Bruno, on the other hand, recommends not to be completely reckless. “It’s important for people to know that the risk of infection is there. Because if we say they don’t infect people are very careless. However, we have to accept that this is not what we are doing. pensions at the beginning of last year, when there was an exaggerated care of surfaces. Today we know that you don’t have to disinfect everything like before. You don’t have to take your shoes off to enter the house, or take a bath every time we go out, or disinfect clothes, shoes, or fruits and vegetables. ”

Urban disinfection, an image known to all.

Urban disinfection, an image known to all.

In this regard, the infectologist said that “it is important to wash fruits and vegetables as always, but it is too much to disinfect them with Lysoform or to disinfect the bags. It’s not necessary “.

He also clarified that it is already known that the coronavirus is found in the microdroplets that are thrown into the air when we cough or sneeze. “There is no evidence that the virus is transmitted through the skin or through sweat.”

For his part, biologist Emanuel Goldman, professor at Rutgers University (New Jersey, United States) explained that there is “little evidence” that objects and surfaces are routes of transmission, therefore “efforts” should be put into correct use of chin straps and ventilation, although they do not discourage cleaning and hand hygiene.

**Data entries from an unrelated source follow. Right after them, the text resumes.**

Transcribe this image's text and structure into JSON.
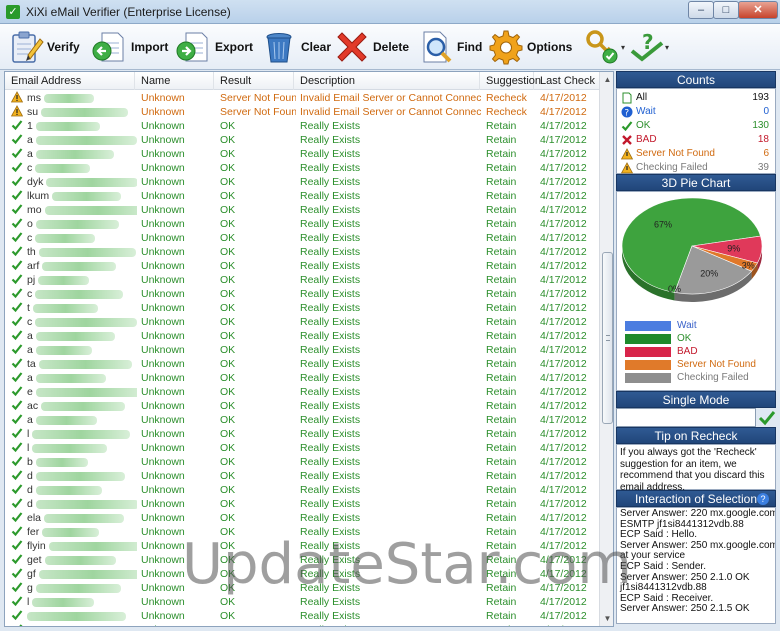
{
  "window": {
    "title": "XiXi eMail Verifier (Enterprise License)",
    "minimize": "–",
    "maximize": "□",
    "close": "✕"
  },
  "toolbar": {
    "verify": "Verify",
    "import": "Import",
    "export": "Export",
    "clear": "Clear",
    "delete": "Delete",
    "find": "Find",
    "options": "Options",
    "dropdown": "▾"
  },
  "grid": {
    "columns": [
      "Email Address",
      "Name",
      "Result",
      "Description",
      "Suggestion",
      "Last Check"
    ],
    "rows": [
      {
        "status": "warn",
        "email": "ms",
        "name": "Unknown",
        "result": "Server Not Found",
        "desc": "Invalid Email Server or Cannot Connect to It",
        "sugg": "Recheck",
        "date": "4/17/2012"
      },
      {
        "status": "warn",
        "email": "su",
        "name": "Unknown",
        "result": "Server Not Found",
        "desc": "Invalid Email Server or Cannot Connect to It",
        "sugg": "Recheck",
        "date": "4/17/2012"
      },
      {
        "status": "ok",
        "email": "1",
        "name": "Unknown",
        "result": "OK",
        "desc": "Really Exists",
        "sugg": "Retain",
        "date": "4/17/2012"
      },
      {
        "status": "ok",
        "email": "a",
        "name": "Unknown",
        "result": "OK",
        "desc": "Really Exists",
        "sugg": "Retain",
        "date": "4/17/2012"
      },
      {
        "status": "ok",
        "email": "a",
        "name": "Unknown",
        "result": "OK",
        "desc": "Really Exists",
        "sugg": "Retain",
        "date": "4/17/2012"
      },
      {
        "status": "ok",
        "email": "c",
        "name": "Unknown",
        "result": "OK",
        "desc": "Really Exists",
        "sugg": "Retain",
        "date": "4/17/2012"
      },
      {
        "status": "ok",
        "email": "dyk",
        "name": "Unknown",
        "result": "OK",
        "desc": "Really Exists",
        "sugg": "Retain",
        "date": "4/17/2012"
      },
      {
        "status": "ok",
        "email": "lkum",
        "name": "Unknown",
        "result": "OK",
        "desc": "Really Exists",
        "sugg": "Retain",
        "date": "4/17/2012"
      },
      {
        "status": "ok",
        "email": "mo",
        "name": "Unknown",
        "result": "OK",
        "desc": "Really Exists",
        "sugg": "Retain",
        "date": "4/17/2012"
      },
      {
        "status": "ok",
        "email": "o",
        "name": "Unknown",
        "result": "OK",
        "desc": "Really Exists",
        "sugg": "Retain",
        "date": "4/17/2012"
      },
      {
        "status": "ok",
        "email": "c",
        "name": "Unknown",
        "result": "OK",
        "desc": "Really Exists",
        "sugg": "Retain",
        "date": "4/17/2012"
      },
      {
        "status": "ok",
        "email": "th",
        "name": "Unknown",
        "result": "OK",
        "desc": "Really Exists",
        "sugg": "Retain",
        "date": "4/17/2012"
      },
      {
        "status": "ok",
        "email": "arf",
        "name": "Unknown",
        "result": "OK",
        "desc": "Really Exists",
        "sugg": "Retain",
        "date": "4/17/2012"
      },
      {
        "status": "ok",
        "email": "pj",
        "name": "Unknown",
        "result": "OK",
        "desc": "Really Exists",
        "sugg": "Retain",
        "date": "4/17/2012"
      },
      {
        "status": "ok",
        "email": "c",
        "name": "Unknown",
        "result": "OK",
        "desc": "Really Exists",
        "sugg": "Retain",
        "date": "4/17/2012"
      },
      {
        "status": "ok",
        "email": "t",
        "name": "Unknown",
        "result": "OK",
        "desc": "Really Exists",
        "sugg": "Retain",
        "date": "4/17/2012"
      },
      {
        "status": "ok",
        "email": "c",
        "name": "Unknown",
        "result": "OK",
        "desc": "Really Exists",
        "sugg": "Retain",
        "date": "4/17/2012"
      },
      {
        "status": "ok",
        "email": "a",
        "name": "Unknown",
        "result": "OK",
        "desc": "Really Exists",
        "sugg": "Retain",
        "date": "4/17/2012"
      },
      {
        "status": "ok",
        "email": "a",
        "name": "Unknown",
        "result": "OK",
        "desc": "Really Exists",
        "sugg": "Retain",
        "date": "4/17/2012"
      },
      {
        "status": "ok",
        "email": "ta",
        "name": "Unknown",
        "result": "OK",
        "desc": "Really Exists",
        "sugg": "Retain",
        "date": "4/17/2012"
      },
      {
        "status": "ok",
        "email": "a",
        "name": "Unknown",
        "result": "OK",
        "desc": "Really Exists",
        "sugg": "Retain",
        "date": "4/17/2012"
      },
      {
        "status": "ok",
        "email": "e",
        "name": "Unknown",
        "result": "OK",
        "desc": "Really Exists",
        "sugg": "Retain",
        "date": "4/17/2012"
      },
      {
        "status": "ok",
        "email": "ac",
        "name": "Unknown",
        "result": "OK",
        "desc": "Really Exists",
        "sugg": "Retain",
        "date": "4/17/2012"
      },
      {
        "status": "ok",
        "email": "a",
        "name": "Unknown",
        "result": "OK",
        "desc": "Really Exists",
        "sugg": "Retain",
        "date": "4/17/2012"
      },
      {
        "status": "ok",
        "email": "l",
        "name": "Unknown",
        "result": "OK",
        "desc": "Really Exists",
        "sugg": "Retain",
        "date": "4/17/2012"
      },
      {
        "status": "ok",
        "email": "l",
        "name": "Unknown",
        "result": "OK",
        "desc": "Really Exists",
        "sugg": "Retain",
        "date": "4/17/2012"
      },
      {
        "status": "ok",
        "email": "b",
        "name": "Unknown",
        "result": "OK",
        "desc": "Really Exists",
        "sugg": "Retain",
        "date": "4/17/2012"
      },
      {
        "status": "ok",
        "email": "d",
        "name": "Unknown",
        "result": "OK",
        "desc": "Really Exists",
        "sugg": "Retain",
        "date": "4/17/2012"
      },
      {
        "status": "ok",
        "email": "d",
        "name": "Unknown",
        "result": "OK",
        "desc": "Really Exists",
        "sugg": "Retain",
        "date": "4/17/2012"
      },
      {
        "status": "ok",
        "email": "d",
        "name": "Unknown",
        "result": "OK",
        "desc": "Really Exists",
        "sugg": "Retain",
        "date": "4/17/2012"
      },
      {
        "status": "ok",
        "email": "ela",
        "name": "Unknown",
        "result": "OK",
        "desc": "Really Exists",
        "sugg": "Retain",
        "date": "4/17/2012"
      },
      {
        "status": "ok",
        "email": "fer",
        "name": "Unknown",
        "result": "OK",
        "desc": "Really Exists",
        "sugg": "Retain",
        "date": "4/17/2012"
      },
      {
        "status": "ok",
        "email": "flyin",
        "name": "Unknown",
        "result": "OK",
        "desc": "Really Exists",
        "sugg": "Retain",
        "date": "4/17/2012"
      },
      {
        "status": "ok",
        "email": "get",
        "name": "Unknown",
        "result": "OK",
        "desc": "Really Exists",
        "sugg": "Retain",
        "date": "4/17/2012"
      },
      {
        "status": "ok",
        "email": "gf",
        "name": "Unknown",
        "result": "OK",
        "desc": "Really Exists",
        "sugg": "Retain",
        "date": "4/17/2012"
      },
      {
        "status": "ok",
        "email": "g",
        "name": "Unknown",
        "result": "OK",
        "desc": "Really Exists",
        "sugg": "Retain",
        "date": "4/17/2012"
      },
      {
        "status": "ok",
        "email": "l",
        "name": "Unknown",
        "result": "OK",
        "desc": "Really Exists",
        "sugg": "Retain",
        "date": "4/17/2012"
      },
      {
        "status": "ok",
        "email": "",
        "name": "Unknown",
        "result": "OK",
        "desc": "Really Exists",
        "sugg": "Retain",
        "date": "4/17/2012"
      },
      {
        "status": "ok",
        "email": "",
        "name": "Unknown",
        "result": "OK",
        "desc": "Really Exists",
        "sugg": "Retain",
        "date": "4/17/2012"
      }
    ]
  },
  "side": {
    "counts_title": "Counts",
    "counts": [
      {
        "label": "All",
        "value": "193",
        "color": "#111111",
        "icon": "page-icon"
      },
      {
        "label": "Wait",
        "value": "0",
        "color": "#1f5fd1",
        "icon": "question-icon"
      },
      {
        "label": "OK",
        "value": "130",
        "color": "#2c8f2c",
        "icon": "check-icon"
      },
      {
        "label": "BAD",
        "value": "18",
        "color": "#c2182b",
        "icon": "cross-icon"
      },
      {
        "label": "Server Not Found",
        "value": "6",
        "color": "#d06a10",
        "icon": "warning-icon"
      },
      {
        "label": "Checking Failed",
        "value": "39",
        "color": "#7a7a7a",
        "icon": "warning-grey-icon"
      }
    ],
    "pie_title": "3D Pie Chart",
    "single_title": "Single Mode",
    "single_placeholder": "",
    "tip_title": "Tip on Recheck",
    "tip_text": "If you always got the 'Recheck' suggestion for an item, we recommend that you discard this email address.",
    "interaction_title": "Interaction of Selection",
    "interaction_help": "?",
    "log": [
      "Server Answer: 220 mx.google.com",
      "ESMTP jf1si8441312vdb.88",
      "ECP Said : Hello.",
      "Server Answer: 250 mx.google.com",
      "at your service",
      "ECP Said : Sender.",
      "Server Answer: 250 2.1.0 OK",
      "jf1si8441312vdb.88",
      "ECP Said : Receiver.",
      "Server Answer: 250 2.1.5 OK"
    ]
  },
  "chart_data": {
    "type": "pie",
    "slices": [
      {
        "label": "Wait",
        "value": 0,
        "pct_label": "0%",
        "color": "#4b7de0"
      },
      {
        "label": "OK",
        "value": 67,
        "pct_label": "67%",
        "color": "#3ea33e"
      },
      {
        "label": "BAD",
        "value": 9,
        "pct_label": "9%",
        "color": "#e0395a"
      },
      {
        "label": "Server Not Found",
        "value": 3,
        "pct_label": "3%",
        "color": "#e0782a"
      },
      {
        "label": "Checking Failed",
        "value": 20,
        "pct_label": "20%",
        "color": "#9a9a9a"
      }
    ],
    "legend": [
      {
        "label": "Wait",
        "color": "#4b7de0",
        "text_color": "#3a62c9"
      },
      {
        "label": "OK",
        "color": "#1f8a2c",
        "text_color": "#2c8f2c"
      },
      {
        "label": "BAD",
        "color": "#d8254a",
        "text_color": "#c2182b"
      },
      {
        "label": "Server Not Found",
        "color": "#e07a2a",
        "text_color": "#d06a10"
      },
      {
        "label": "Checking Failed",
        "color": "#8e8e8e",
        "text_color": "#7a7a7a"
      }
    ]
  },
  "watermark": "UpdateStar.com"
}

“Little or nothing. Only two or three possible cases in the scientific literature, but even these are not proven,” replied Goldman, professor of microbiology at the Rutgers School of Medicine, when asked about the evidence of contagion of the coronavirus by fomites or transmission. by a “infected surface”.

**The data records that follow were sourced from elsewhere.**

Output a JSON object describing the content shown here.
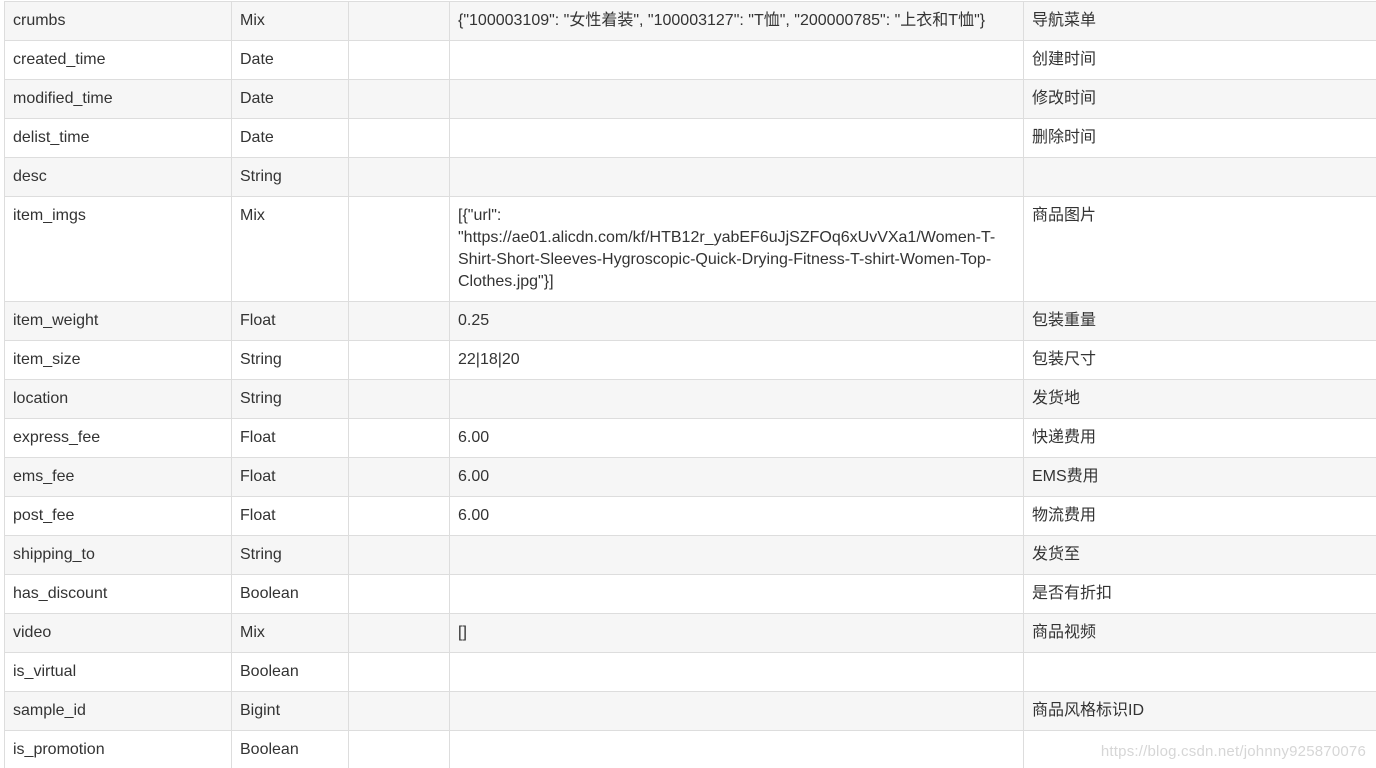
{
  "table": {
    "rows": [
      {
        "name": "crumbs",
        "type": "Mix",
        "blank": "",
        "value": "{\"100003109\": \"女性着装\", \"100003127\": \"T恤\", \"200000785\": \"上衣和T恤\"}",
        "desc": "导航菜单"
      },
      {
        "name": "created_time",
        "type": "Date",
        "blank": "",
        "value": "",
        "desc": "创建时间"
      },
      {
        "name": "modified_time",
        "type": "Date",
        "blank": "",
        "value": "",
        "desc": "修改时间"
      },
      {
        "name": "delist_time",
        "type": "Date",
        "blank": "",
        "value": "",
        "desc": "删除时间"
      },
      {
        "name": "desc",
        "type": "String",
        "blank": "",
        "value": "",
        "desc": ""
      },
      {
        "name": "item_imgs",
        "type": "Mix",
        "blank": "",
        "value": "[{\"url\": \"https://ae01.alicdn.com/kf/HTB12r_yabEF6uJjSZFOq6xUvVXa1/Women-T-Shirt-Short-Sleeves-Hygroscopic-Quick-Drying-Fitness-T-shirt-Women-Top-Clothes.jpg\"}]",
        "desc": "商品图片"
      },
      {
        "name": "item_weight",
        "type": "Float",
        "blank": "",
        "value": "0.25",
        "desc": "包装重量"
      },
      {
        "name": "item_size",
        "type": "String",
        "blank": "",
        "value": "22|18|20",
        "desc": "包装尺寸"
      },
      {
        "name": "location",
        "type": "String",
        "blank": "",
        "value": "",
        "desc": "发货地"
      },
      {
        "name": "express_fee",
        "type": "Float",
        "blank": "",
        "value": "6.00",
        "desc": "快递费用"
      },
      {
        "name": "ems_fee",
        "type": "Float",
        "blank": "",
        "value": "6.00",
        "desc": "EMS费用"
      },
      {
        "name": "post_fee",
        "type": "Float",
        "blank": "",
        "value": "6.00",
        "desc": "物流费用"
      },
      {
        "name": "shipping_to",
        "type": "String",
        "blank": "",
        "value": "",
        "desc": "发货至"
      },
      {
        "name": "has_discount",
        "type": "Boolean",
        "blank": "",
        "value": "",
        "desc": "是否有折扣"
      },
      {
        "name": "video",
        "type": "Mix",
        "blank": "",
        "value": "[]",
        "desc": "商品视频"
      },
      {
        "name": "is_virtual",
        "type": "Boolean",
        "blank": "",
        "value": "",
        "desc": ""
      },
      {
        "name": "sample_id",
        "type": "Bigint",
        "blank": "",
        "value": "",
        "desc": "商品风格标识ID"
      },
      {
        "name": "is_promotion",
        "type": "Boolean",
        "blank": "",
        "value": "",
        "desc": ""
      }
    ]
  },
  "watermark": "https://blog.csdn.net/johnny925870076"
}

Already in July 2020, Goldman wrote an article in the British scientific journal The Lancet in which he warned that “a clinically significant risk of transmission of SARS-CoV-2 by fomites (surfaces or inanimate objects) has been assumed on the basis of studies that hardly resemble real scenarios“.

In addition, he reviewed the studies which had shown that the virus could survive for two to six days on some surfaces, which the specialist believed was the product of two factors: a very high viral inoculum and conditions of special laboratory for its conservation. “I am not discussing the results of these studies, only their applicability to real life,” he noted.

“Finding the virus’s RNA is usually the same as finding the dead body of the virus. This is what the virus leaves after ‘dying’. It just means that the virus was there once, but is no longer ‘alive’ (able It is a fragile virus which dies quickly in the environment and when it dries. Sunlight kills it almost immediately. Virtually all tests for live virus (infectious) when viral RNA has been found were negative, ”Goldman explained.